House prices are set to increase between 1 and 4%, according to Halifax’s annual forecast, indicating a noticeable deceleration from 2016.
Although some experts suggest that slowdown in economic growth, possible rises in unemployment as well as pressure in household incomes may put a dampener on the property market after years and years of growth.
Prices will, however, continue edging slightly higher, mainly supported by low interest rates and subdued housebuilding. A rise of between 1 and 4% would suggest that an average British home would set you back £220,000 to £226,000 in 2017.
Whilst most forecasters agree with Halifax’s predictions, Countrywide estimates a fall of house prices of 1% in the coming year.
A third of Zoopla’s properties are currently showing reduced prices, indicating that nervous sellers are shaving off their asking prices to shift homes.
Prices for prime property in the capital experienced a drop of 6.3% in 2016, with no recovery in sight in 2017. As the main reason, Knight Frank blamed high levels of stamp duty (about £43,750 on a property of £1million) rather than Brexit for the recent decrease.
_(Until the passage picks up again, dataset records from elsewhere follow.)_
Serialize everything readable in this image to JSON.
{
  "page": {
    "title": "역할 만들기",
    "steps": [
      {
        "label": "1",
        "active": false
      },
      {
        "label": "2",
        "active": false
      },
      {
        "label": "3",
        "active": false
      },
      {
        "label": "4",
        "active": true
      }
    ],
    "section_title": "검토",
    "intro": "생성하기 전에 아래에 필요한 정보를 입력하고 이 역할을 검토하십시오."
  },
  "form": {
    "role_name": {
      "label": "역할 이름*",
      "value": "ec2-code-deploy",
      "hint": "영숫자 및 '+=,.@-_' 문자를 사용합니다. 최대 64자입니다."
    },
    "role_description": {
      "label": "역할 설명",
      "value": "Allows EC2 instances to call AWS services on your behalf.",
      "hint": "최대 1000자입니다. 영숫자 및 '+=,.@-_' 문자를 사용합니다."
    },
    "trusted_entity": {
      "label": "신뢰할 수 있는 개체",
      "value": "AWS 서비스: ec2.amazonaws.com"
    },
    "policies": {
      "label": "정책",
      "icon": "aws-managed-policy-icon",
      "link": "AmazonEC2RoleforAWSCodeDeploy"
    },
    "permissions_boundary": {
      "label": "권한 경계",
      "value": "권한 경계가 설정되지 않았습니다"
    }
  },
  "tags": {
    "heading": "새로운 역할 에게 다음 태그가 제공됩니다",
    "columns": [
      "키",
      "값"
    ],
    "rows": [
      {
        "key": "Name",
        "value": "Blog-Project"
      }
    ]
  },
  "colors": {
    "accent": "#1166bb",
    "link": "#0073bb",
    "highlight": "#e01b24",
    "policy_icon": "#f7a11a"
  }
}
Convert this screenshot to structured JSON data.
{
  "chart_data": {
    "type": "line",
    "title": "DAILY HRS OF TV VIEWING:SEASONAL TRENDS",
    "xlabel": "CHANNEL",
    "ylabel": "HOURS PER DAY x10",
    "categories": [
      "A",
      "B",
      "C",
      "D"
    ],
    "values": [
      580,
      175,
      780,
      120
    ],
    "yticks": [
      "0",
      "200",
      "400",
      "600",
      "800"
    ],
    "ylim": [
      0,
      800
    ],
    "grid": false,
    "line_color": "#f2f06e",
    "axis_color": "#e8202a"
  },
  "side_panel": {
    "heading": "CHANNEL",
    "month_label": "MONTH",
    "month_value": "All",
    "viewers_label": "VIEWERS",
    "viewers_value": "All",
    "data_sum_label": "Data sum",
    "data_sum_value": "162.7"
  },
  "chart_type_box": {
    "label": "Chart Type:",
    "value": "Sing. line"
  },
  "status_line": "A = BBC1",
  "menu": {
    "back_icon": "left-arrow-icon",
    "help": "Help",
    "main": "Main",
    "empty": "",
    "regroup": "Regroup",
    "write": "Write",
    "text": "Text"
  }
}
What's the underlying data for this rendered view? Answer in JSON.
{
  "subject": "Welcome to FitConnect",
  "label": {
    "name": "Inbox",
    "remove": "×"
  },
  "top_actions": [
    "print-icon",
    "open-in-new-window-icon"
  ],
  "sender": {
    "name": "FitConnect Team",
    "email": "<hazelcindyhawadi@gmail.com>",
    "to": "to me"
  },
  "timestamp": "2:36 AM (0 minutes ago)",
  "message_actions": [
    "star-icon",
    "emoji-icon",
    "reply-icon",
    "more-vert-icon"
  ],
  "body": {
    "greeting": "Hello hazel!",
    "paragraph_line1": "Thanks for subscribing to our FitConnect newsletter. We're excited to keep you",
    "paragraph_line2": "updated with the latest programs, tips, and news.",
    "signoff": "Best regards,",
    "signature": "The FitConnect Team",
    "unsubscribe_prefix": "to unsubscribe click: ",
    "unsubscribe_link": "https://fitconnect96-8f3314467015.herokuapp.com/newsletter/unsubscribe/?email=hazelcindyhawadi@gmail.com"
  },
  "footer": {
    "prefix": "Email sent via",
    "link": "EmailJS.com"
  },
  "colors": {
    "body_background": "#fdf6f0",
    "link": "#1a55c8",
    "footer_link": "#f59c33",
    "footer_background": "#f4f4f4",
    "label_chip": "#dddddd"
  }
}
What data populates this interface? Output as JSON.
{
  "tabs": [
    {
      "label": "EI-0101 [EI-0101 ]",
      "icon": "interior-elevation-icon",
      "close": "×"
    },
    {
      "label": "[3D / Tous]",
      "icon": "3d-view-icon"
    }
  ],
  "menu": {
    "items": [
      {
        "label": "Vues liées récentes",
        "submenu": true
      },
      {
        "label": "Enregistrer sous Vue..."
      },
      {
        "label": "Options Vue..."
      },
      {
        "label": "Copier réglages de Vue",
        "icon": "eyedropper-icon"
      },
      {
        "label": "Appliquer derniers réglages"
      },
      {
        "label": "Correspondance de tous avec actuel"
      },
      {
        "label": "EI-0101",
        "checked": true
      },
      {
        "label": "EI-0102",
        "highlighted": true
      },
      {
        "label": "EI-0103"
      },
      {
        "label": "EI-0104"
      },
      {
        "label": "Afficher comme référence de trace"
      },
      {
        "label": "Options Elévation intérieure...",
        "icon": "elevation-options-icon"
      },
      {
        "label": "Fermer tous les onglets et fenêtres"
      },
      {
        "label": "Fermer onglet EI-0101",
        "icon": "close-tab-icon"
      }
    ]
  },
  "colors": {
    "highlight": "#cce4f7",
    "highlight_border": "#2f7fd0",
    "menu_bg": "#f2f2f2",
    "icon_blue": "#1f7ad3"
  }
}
Tom Bill, Knight Frank’s head of London residential research, said: “Wider economic sentiment has been overshadowed by the UK’s decision to leave the European Union and the election of Donald Trump. However, the more mundane reality of fiscal policy remains the single biggest curb on demand in the prime London property market. In particular, higher rates of stamp duty are only now being more fully reflected in asking prices.”